Ebook {Epub PDF} The Woman in the Dunes by Kōbō Abe






















The Woman in the Dunes (Japanese: Suna no Onna) is a novel by the Japanese writer, musician, and photographer Kōbō Abe. It tells the surreal tale of a schoolteacher who is entrapped at the bottom of a deep hole, where he must endlessly shovel sand to . The Woman in the Dunes, novel by Abe Kōbō, published in Japanese as Suna no onna in This avant-garde allegory is esteemed as one of the finest Japanese novels of the post-World War II period; it was the first of Abe’s novels to be translated into English. The protagonist of The Woman in the Dunes is Niki Jumpei, an amateur entomologist who, on a weekend trip from the city, discovers a bizarre village . In Kobo Abe's fantasy world of The Woman in the Dunes, an amateur entomologist on vacation finds himself in a remote coastal village built amid deeply undulating dunes.

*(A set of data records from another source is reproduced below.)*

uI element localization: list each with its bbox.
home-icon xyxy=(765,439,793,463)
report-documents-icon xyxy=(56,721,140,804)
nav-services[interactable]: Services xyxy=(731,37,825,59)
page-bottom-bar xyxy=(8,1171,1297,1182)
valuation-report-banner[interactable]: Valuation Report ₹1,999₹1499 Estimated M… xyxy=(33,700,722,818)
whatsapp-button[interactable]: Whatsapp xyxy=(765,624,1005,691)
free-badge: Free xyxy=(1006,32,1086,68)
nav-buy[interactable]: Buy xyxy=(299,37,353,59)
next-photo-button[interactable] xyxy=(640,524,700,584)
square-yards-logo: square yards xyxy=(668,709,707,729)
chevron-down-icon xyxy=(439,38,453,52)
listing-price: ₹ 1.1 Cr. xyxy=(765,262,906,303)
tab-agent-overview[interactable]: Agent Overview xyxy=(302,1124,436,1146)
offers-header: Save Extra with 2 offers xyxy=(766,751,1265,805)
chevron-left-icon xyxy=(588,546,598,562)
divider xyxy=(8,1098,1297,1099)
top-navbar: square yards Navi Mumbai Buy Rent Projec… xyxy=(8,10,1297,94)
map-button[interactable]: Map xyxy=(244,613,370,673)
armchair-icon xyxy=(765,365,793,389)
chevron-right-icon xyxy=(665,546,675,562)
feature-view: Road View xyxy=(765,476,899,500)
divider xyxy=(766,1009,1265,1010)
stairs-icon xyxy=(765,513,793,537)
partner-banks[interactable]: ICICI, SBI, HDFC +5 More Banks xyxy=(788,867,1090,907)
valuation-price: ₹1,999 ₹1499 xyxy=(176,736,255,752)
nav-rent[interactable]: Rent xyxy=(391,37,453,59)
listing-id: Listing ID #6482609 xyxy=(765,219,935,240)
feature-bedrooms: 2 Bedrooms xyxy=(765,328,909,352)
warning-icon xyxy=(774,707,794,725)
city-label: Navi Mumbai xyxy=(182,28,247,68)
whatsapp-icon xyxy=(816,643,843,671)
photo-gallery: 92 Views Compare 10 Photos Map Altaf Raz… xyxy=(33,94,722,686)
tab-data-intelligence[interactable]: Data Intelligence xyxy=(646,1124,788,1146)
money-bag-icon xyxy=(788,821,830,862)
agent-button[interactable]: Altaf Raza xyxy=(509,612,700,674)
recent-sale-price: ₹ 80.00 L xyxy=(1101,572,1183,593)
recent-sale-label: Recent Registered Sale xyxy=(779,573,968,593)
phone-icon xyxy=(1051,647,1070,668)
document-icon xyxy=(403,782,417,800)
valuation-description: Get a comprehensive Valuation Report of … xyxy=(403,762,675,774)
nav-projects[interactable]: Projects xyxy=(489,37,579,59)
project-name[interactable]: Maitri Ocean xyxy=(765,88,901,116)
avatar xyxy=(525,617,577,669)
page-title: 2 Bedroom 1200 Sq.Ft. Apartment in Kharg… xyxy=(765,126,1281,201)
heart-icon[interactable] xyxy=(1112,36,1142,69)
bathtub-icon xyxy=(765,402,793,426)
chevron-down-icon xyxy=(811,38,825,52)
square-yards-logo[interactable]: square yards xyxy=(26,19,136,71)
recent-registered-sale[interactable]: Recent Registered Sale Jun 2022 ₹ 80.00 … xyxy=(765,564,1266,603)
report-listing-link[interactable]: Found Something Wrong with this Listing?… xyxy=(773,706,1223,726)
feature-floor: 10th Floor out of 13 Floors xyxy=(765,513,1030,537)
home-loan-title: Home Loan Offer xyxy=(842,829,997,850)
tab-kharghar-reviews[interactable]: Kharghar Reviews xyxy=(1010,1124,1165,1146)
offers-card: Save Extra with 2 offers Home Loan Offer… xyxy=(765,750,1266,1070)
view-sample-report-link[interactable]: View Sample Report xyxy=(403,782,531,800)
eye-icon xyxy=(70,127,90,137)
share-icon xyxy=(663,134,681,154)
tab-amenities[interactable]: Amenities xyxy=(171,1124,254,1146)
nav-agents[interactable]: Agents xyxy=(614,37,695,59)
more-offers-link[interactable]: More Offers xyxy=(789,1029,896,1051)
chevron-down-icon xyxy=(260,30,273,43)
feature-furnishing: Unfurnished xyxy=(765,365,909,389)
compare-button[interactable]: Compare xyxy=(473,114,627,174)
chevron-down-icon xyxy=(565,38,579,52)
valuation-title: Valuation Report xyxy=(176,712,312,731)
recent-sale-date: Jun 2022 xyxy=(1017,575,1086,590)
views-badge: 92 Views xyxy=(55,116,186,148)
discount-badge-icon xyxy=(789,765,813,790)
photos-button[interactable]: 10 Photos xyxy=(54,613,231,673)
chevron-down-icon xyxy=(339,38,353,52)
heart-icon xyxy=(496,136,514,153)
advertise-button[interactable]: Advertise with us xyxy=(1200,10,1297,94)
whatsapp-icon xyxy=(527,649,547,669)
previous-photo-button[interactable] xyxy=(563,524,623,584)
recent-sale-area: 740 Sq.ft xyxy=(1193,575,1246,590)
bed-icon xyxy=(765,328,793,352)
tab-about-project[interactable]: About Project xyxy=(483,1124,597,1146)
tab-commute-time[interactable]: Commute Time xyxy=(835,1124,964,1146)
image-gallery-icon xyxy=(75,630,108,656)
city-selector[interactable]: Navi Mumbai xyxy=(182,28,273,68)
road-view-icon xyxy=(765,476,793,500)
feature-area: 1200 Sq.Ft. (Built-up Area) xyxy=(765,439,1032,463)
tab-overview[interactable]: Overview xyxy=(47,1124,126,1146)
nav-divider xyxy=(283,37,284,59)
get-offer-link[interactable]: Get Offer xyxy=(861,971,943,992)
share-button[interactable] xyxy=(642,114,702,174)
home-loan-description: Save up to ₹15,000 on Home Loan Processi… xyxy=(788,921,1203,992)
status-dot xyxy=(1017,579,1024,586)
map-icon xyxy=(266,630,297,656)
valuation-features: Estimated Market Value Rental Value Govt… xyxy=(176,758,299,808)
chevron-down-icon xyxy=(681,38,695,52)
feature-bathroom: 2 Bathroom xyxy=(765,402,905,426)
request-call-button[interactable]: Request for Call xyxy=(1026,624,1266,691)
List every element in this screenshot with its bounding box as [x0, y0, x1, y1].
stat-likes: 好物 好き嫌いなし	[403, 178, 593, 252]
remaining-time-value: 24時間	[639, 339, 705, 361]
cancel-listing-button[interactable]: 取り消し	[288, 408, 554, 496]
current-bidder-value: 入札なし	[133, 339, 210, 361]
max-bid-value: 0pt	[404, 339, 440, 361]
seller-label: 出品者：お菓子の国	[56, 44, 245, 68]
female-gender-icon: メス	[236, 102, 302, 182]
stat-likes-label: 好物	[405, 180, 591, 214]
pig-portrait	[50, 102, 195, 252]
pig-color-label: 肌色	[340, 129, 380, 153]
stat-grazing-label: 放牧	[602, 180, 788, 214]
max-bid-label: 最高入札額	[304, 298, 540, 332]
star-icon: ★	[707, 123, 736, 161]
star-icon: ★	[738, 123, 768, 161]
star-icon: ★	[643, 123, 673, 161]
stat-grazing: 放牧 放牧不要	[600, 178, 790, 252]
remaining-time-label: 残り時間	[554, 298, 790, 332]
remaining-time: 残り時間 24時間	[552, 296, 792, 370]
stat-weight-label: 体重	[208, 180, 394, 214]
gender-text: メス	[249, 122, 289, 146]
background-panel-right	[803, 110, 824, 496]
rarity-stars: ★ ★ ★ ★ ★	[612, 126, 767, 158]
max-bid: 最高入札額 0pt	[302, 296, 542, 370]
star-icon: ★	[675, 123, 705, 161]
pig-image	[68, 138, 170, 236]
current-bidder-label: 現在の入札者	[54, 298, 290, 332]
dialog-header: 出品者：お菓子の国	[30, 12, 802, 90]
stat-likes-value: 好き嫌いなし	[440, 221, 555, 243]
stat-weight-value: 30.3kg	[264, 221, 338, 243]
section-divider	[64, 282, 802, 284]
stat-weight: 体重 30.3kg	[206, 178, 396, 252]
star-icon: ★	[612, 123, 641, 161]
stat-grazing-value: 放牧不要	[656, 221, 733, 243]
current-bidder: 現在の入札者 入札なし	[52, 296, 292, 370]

There, he is tricked by a lonely widow and her neighboring villagers, trapped in deep pits shored by sand drift walls, to be charged with the task of shoveling back the ever-sliding banks, persistent and never-ending in its threat to entomb /5.

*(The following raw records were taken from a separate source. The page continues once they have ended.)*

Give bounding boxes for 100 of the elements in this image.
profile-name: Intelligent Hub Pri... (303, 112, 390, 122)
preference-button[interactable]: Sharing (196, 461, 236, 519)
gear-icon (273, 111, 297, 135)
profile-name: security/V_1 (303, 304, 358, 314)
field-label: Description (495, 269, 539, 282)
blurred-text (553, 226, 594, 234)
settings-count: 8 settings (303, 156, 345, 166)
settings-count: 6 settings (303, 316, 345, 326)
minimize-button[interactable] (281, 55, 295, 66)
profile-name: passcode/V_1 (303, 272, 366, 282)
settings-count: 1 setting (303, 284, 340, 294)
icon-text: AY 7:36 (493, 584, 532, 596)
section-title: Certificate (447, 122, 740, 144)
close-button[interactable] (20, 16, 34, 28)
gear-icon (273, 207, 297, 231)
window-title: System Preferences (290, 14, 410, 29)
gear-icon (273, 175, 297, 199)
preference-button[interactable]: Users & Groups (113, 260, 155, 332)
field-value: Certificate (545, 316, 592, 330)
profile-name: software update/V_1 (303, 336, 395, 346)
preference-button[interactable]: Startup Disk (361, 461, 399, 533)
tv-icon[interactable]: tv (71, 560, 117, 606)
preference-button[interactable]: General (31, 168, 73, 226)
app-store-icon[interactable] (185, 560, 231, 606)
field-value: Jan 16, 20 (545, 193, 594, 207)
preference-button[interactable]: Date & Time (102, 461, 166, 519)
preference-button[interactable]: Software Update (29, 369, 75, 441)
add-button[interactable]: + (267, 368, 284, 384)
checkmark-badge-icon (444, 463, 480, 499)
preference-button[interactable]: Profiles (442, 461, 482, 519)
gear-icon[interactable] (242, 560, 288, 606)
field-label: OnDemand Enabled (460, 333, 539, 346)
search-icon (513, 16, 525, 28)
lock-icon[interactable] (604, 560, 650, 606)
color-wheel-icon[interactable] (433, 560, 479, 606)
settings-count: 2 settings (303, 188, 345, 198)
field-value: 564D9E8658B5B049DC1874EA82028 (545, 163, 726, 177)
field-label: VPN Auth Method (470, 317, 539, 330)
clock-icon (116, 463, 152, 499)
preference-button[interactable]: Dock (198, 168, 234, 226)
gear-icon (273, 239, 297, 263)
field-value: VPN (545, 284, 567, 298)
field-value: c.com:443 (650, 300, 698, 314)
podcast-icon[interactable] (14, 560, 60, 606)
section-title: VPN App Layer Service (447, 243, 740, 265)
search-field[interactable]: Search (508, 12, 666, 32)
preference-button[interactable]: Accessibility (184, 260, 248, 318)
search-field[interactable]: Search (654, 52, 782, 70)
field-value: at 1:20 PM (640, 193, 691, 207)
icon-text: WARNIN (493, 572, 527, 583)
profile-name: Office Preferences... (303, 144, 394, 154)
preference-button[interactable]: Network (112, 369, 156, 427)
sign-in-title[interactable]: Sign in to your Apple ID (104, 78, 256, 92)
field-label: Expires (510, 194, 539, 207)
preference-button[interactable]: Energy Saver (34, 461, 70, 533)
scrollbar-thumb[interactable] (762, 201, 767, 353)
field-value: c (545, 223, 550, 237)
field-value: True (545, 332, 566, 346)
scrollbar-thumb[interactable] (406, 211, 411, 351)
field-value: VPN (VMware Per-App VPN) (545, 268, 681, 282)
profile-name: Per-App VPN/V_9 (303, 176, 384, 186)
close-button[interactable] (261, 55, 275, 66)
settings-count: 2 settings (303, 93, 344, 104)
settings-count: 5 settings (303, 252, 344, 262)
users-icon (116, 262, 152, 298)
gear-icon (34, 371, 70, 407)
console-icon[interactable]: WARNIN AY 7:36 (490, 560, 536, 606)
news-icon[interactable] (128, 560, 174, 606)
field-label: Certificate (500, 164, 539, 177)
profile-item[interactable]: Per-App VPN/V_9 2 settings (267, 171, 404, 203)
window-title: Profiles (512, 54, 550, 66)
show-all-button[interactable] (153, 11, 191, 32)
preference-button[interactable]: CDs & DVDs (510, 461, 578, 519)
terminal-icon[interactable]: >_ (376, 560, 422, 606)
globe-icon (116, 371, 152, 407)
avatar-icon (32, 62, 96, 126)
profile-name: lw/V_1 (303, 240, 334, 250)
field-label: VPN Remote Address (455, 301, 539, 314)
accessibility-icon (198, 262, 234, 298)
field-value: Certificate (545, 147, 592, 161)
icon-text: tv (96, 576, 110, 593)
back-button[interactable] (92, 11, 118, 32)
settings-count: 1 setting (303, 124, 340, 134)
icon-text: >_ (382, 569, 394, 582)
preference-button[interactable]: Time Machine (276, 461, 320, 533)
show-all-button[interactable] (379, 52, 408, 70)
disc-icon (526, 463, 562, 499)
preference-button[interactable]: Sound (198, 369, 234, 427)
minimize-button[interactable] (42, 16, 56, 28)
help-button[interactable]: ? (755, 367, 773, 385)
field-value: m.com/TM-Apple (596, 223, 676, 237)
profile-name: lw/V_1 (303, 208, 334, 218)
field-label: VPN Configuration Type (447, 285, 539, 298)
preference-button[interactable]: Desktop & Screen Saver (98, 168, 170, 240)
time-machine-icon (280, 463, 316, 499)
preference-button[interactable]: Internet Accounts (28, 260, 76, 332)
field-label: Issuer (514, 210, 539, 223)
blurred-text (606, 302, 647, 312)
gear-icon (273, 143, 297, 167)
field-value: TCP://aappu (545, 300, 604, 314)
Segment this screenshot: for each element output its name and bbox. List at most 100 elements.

― Kōbō Abe, quote from The Woman in the Dunes "Everyone has his own philosophy that doesn't hold good for anybody else." ― Kōbō Abe, quote from The Woman in the Dunes "He wanted to believe that his own lack of movement had stopped all movement in the world, the way a hibernating frog abolishes winter.". The Woman in the Dunes (Suna no Onna) is a novel written by Kōbō Abe. It's about a schoolteacher who gets trapped in sand and has to dig for his survival. The book won the Yomiuri Prize for Literature, was translated into English, and adapted into a film that won an award at Cannes Film Festival. The Woman in the Dunes (Japanese: Suna no Onna) is a novel by the Japanese writer, musician, and photographer Kōbō Abe. It tells the surreal tale of a schoolteacher who is entrapped at the bottom of a deep hole, where he must endlessly shovel sand to protect the local community from the encroaching dunes.

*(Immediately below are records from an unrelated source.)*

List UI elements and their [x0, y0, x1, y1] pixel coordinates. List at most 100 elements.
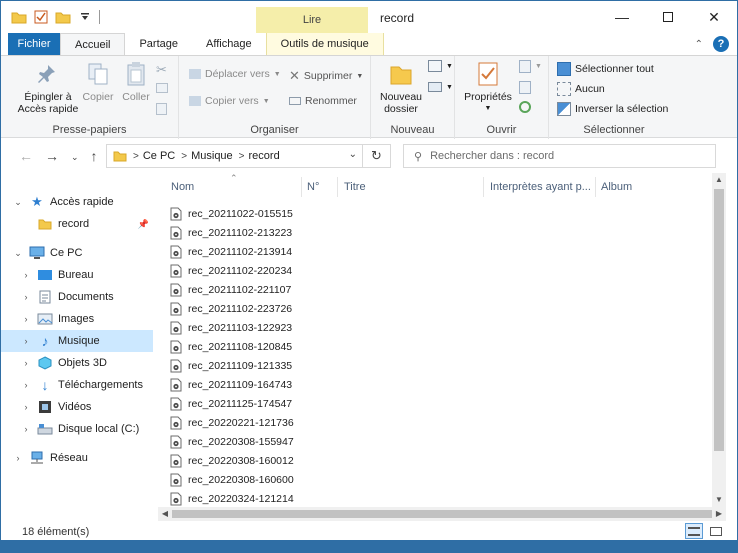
file-row[interactable]: rec_20220308-155947: [170, 432, 390, 451]
chevron-right-icon[interactable]: ›: [21, 358, 31, 368]
nav-item-network[interactable]: › Réseau: [1, 447, 153, 469]
file-row[interactable]: rec_20211102-221107: [170, 280, 390, 299]
maximize-button[interactable]: [645, 1, 691, 33]
nav-item-images[interactable]: › Images: [1, 308, 153, 330]
file-row[interactable]: rec_20211102-220234: [170, 261, 390, 280]
paste-shortcut-button[interactable]: [156, 103, 167, 115]
tab-music-tools[interactable]: Outils de musique: [265, 33, 384, 55]
scroll-right-icon[interactable]: ▶: [712, 507, 726, 521]
file-row[interactable]: rec_20211022-015515: [170, 204, 390, 223]
nav-item-downloads[interactable]: › ↓ Téléchargements: [1, 374, 153, 396]
scroll-left-icon[interactable]: ◀: [158, 507, 172, 521]
history-button[interactable]: [519, 101, 531, 113]
forward-icon[interactable]: →: [45, 148, 59, 166]
copy-button[interactable]: Copier: [81, 60, 115, 103]
chevron-right-icon[interactable]: ›: [21, 336, 31, 346]
new-folder-button[interactable]: Nouveau dossier: [377, 60, 425, 115]
column-divider[interactable]: [337, 177, 338, 197]
scroll-thumb[interactable]: [172, 510, 712, 518]
cut-button[interactable]: ✂: [156, 62, 167, 78]
breadcrumb-music[interactable]: Musique: [191, 150, 233, 162]
chevron-down-icon[interactable]: ⌄: [13, 197, 23, 208]
rename-button[interactable]: Renommer: [289, 95, 357, 107]
breadcrumb-this-pc[interactable]: Ce PC: [143, 150, 175, 162]
horizontal-scrollbar[interactable]: ◀ ▶: [158, 507, 726, 521]
chevron-right-icon[interactable]: ›: [21, 314, 31, 324]
nav-item-3d-objects[interactable]: › Objets 3D: [1, 352, 153, 374]
minimize-button[interactable]: —: [599, 1, 645, 33]
copy-to-button[interactable]: Copier vers ▼: [189, 95, 270, 107]
chevron-down-icon[interactable]: ⌄: [71, 148, 79, 166]
properties-icon[interactable]: [33, 9, 49, 25]
chevron-right-icon[interactable]: ›: [13, 453, 23, 463]
column-header-album[interactable]: Album: [601, 181, 632, 193]
scroll-down-icon[interactable]: ▼: [712, 493, 726, 507]
select-none-button[interactable]: Aucun: [557, 82, 605, 96]
tab-file[interactable]: Fichier: [8, 33, 60, 55]
column-header-title[interactable]: Titre: [344, 181, 366, 193]
chevron-right-icon[interactable]: ›: [21, 270, 31, 280]
file-row[interactable]: rec_20211102-223726: [170, 299, 390, 318]
help-icon[interactable]: ?: [713, 36, 729, 52]
address-history-dropdown[interactable]: ⌄: [349, 149, 357, 160]
nav-item-local-disk[interactable]: › Disque local (C:): [1, 418, 153, 440]
file-row[interactable]: rec_20211109-164743: [170, 375, 390, 394]
column-header-name[interactable]: Nom: [171, 181, 194, 193]
file-row[interactable]: rec_20211108-120845: [170, 337, 390, 356]
column-header-artists[interactable]: Interprètes ayant p...: [490, 181, 591, 193]
file-row[interactable]: rec_20211109-121335: [170, 356, 390, 375]
nav-item-quick-access[interactable]: ⌄ ★ Accès rapide: [1, 191, 153, 213]
details-view-button[interactable]: [685, 523, 703, 539]
tab-share[interactable]: Partage: [125, 33, 192, 55]
file-row[interactable]: rec_20211102-213914: [170, 242, 390, 261]
tab-view[interactable]: Affichage: [192, 33, 266, 55]
chevron-right-icon[interactable]: ›: [21, 424, 31, 434]
breadcrumb-record[interactable]: record: [249, 150, 280, 162]
scroll-thumb[interactable]: [714, 189, 724, 451]
back-icon[interactable]: ←: [19, 148, 33, 166]
nav-item-music[interactable]: › ♪ Musique: [1, 330, 153, 352]
chevron-right-icon[interactable]: ›: [21, 402, 31, 412]
nav-item-documents[interactable]: › Documents: [1, 286, 153, 308]
large-icons-view-button[interactable]: [707, 523, 725, 539]
chevron-right-icon[interactable]: ›: [21, 292, 31, 302]
edit-button[interactable]: [519, 81, 531, 94]
file-row[interactable]: rec_20220308-160012: [170, 451, 390, 470]
column-divider[interactable]: [595, 177, 596, 197]
file-row[interactable]: rec_20220324-121214: [170, 489, 390, 508]
select-all-button[interactable]: Sélectionner tout: [557, 62, 654, 76]
column-divider[interactable]: [483, 177, 484, 197]
nav-item-this-pc[interactable]: ⌄ Ce PC: [1, 242, 153, 264]
properties-button[interactable]: Propriétés ▼: [463, 60, 513, 115]
paste-button[interactable]: Coller: [119, 60, 153, 103]
customize-qat-icon[interactable]: [77, 9, 93, 25]
new-folder-icon[interactable]: [55, 9, 71, 25]
scroll-up-icon[interactable]: ▲: [712, 173, 726, 187]
nav-item-videos[interactable]: › Vidéos: [1, 396, 153, 418]
invert-selection-button[interactable]: Inverser la sélection: [557, 102, 668, 116]
vertical-scrollbar[interactable]: ▲ ▼: [712, 173, 726, 507]
search-box[interactable]: ⚲ Rechercher dans : record: [403, 144, 716, 168]
nav-item-record[interactable]: record 📌: [1, 213, 153, 235]
address-bar[interactable]: > Ce PC > Musique > record ⌄ ↻: [106, 144, 391, 168]
file-row[interactable]: rec_20211102-213223: [170, 223, 390, 242]
easy-access-button[interactable]: ▼: [428, 82, 453, 92]
open-button[interactable]: ▼: [519, 60, 542, 73]
tab-home[interactable]: Accueil: [60, 33, 126, 55]
column-divider[interactable]: [301, 177, 302, 197]
file-row[interactable]: rec_20211125-174547: [170, 394, 390, 413]
nav-item-desktop[interactable]: › Bureau: [1, 264, 153, 286]
refresh-button[interactable]: ↻: [362, 145, 390, 167]
up-icon[interactable]: ↑: [91, 148, 98, 166]
chevron-down-icon[interactable]: ⌄: [13, 248, 23, 259]
copy-path-button[interactable]: [156, 83, 168, 93]
close-button[interactable]: ✕: [691, 1, 737, 33]
move-to-button[interactable]: Déplacer vers ▼: [189, 68, 281, 80]
chevron-right-icon[interactable]: ›: [21, 380, 31, 390]
new-item-button[interactable]: ▼: [428, 60, 453, 72]
column-header-number[interactable]: N°: [307, 181, 319, 193]
file-row[interactable]: rec_20220221-121736: [170, 413, 390, 432]
folder-icon[interactable]: [11, 9, 27, 25]
delete-button[interactable]: ✕ Supprimer ▼: [289, 68, 363, 84]
file-row[interactable]: rec_20211103-122923: [170, 318, 390, 337]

The Woman in the Dunes is Kobo Abe’s existentialist masterpiece. It is best to start reading The Woman in the Dunes without knowing too much of its plot or even without reading the synopsis. There is not much “action” in the novel, and, rather, the focus is on the unusual situation in which the main character finds himself in, on his reaction to it and on his relationship with another occupant of his new sandy dwelling – a very eccentric woman. Teshigahara’s collaborative relationship with Abe is explored in a documentary that accompanies the Criterion release of Woman in the Dunes, with the movie’s set designer and producer interviewed in this featurette, along with various film authorities. Another bonus feature on the Blu-Ray is a set of four short films done by Teshigahara—nothing remarkable in those, really, but certainly they will be of interest to anyone particularly interested in the director’s career in film-making. The Woman in the Dunes, novel by Abe Kōbō, published in Japanese as Suna no onna in This avant-garde allegory is esteemed as one of the finest Japanese novels of the post-World War II period; it was the first of Abe’s novels to be translated into English. The protagonist of The Woman in the Dunes is Niki Jumpei, an amateur entomologist who, on a weekend trip from the city, discovers a bizarre village in the dunes where residents live in deep sand pits.